Aset, Carloni: “Seri eserciti il suo ruolo e si occupi della fusione”

FANO – “Sulla vicenda della fusione Aset -Aset Holding il sindaco di Fano Seri sta perdendo la situazione di mano e continua a rimandare il problema e a non esercitare il suo ruolo politico ed istituzionale come sindaco della terza città delle Marche e come punto di riferimento per le vallate del Cesano e del Metauro. Questa incertezza sta recando un danno incalcolabile per Fano. Non è più tempo di rinvii e di ambiguità, ma di certezze”.

“Sul tema dei servizi pubblici locali la città di Fano ha il dovere di tornare ad essere protagonista in una logica di leadership provinciale, visto che negli anni è stata capace di costruire e di salvaguardare un’azienda come ASET interamente pubblica che ad oggi rappresenta una sana eccezione. Questa scelta è risultata vincente visto che ha sempre portato vantaggi concreti ai cittadini per la qualità, la quantità ed il costo dei servizi erogati. Oggi, proprio per continuare in questa direzione e garantire gli stessi servizi, occorre un grande rilancio dell’azienda attraverso la fusione tra ASET ed ASET holding necessaria a mantenere la stessa competitività visto che non è più possibile continuare a tenere divisa la proprietà delle reti dai servizi”.

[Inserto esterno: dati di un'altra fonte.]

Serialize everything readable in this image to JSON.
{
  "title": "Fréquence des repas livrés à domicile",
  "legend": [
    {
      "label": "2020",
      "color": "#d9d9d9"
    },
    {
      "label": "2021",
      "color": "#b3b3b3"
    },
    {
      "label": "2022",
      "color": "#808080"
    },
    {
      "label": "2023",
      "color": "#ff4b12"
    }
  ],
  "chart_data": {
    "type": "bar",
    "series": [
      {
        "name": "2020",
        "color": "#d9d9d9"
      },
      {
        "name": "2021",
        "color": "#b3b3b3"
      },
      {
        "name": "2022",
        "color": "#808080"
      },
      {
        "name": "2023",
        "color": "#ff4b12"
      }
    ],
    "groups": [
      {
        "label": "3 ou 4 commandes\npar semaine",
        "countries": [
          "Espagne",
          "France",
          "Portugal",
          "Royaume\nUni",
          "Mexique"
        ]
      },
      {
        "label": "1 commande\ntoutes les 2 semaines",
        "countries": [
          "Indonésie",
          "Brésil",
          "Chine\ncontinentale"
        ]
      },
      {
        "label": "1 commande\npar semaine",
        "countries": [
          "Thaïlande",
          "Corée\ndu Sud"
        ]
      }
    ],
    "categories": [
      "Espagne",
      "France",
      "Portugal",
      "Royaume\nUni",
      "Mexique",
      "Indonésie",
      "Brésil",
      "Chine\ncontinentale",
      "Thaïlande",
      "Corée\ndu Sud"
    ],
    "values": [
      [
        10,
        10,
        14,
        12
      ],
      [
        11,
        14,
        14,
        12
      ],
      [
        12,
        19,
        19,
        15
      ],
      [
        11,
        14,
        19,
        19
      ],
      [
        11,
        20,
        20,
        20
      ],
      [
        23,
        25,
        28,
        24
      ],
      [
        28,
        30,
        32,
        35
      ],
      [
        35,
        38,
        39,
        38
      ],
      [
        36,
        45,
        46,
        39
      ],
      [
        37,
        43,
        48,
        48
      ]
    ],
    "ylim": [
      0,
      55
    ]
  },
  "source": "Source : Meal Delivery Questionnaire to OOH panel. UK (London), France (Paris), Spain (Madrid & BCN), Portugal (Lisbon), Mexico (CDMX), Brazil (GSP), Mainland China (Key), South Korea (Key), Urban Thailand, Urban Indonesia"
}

“Il sindaco Seri, al posto che velocizzare questo percorso cercando di accelerare e dare tempi certi alla fusione tra le due società, è costretto temporeggiare e ad occuparsi del comportamento degli amministratori di ASET che, invece di portare a termine questo progetto, sono impegnati a minacciare e ad incutere timore ai consiglieri comunali che legittimamente esprimono la loro opinione”.

“Se non viene completato quanto prima il processo di fusione tra le due aziende, il sindaco Seri si renderà responsabile di aver prodotto un danno incalcolabile per la città di Fano e per il futuro di Aset, che, senza la fusione, di fatto sarà troppo indebolita per resistere alla concorrenza delle aziende rivali presenti nel territorio, anzi mi auguro che non sia questo il reale obiettivo al quale qualcuno sta davvero lavorando in silenzio”.

“Il sindaco Seri ha il dovere di esercitare il suo ruolo di leadership e di imporre all’azienda ed alla sua maggioranza un’accelerazione a questo progetto, altrimenti vorrà dire che per l’ennesima volta avrà scelto di relegare la città di Fano ad un ruolo marginale sulla dimensione provinciale e regionale”.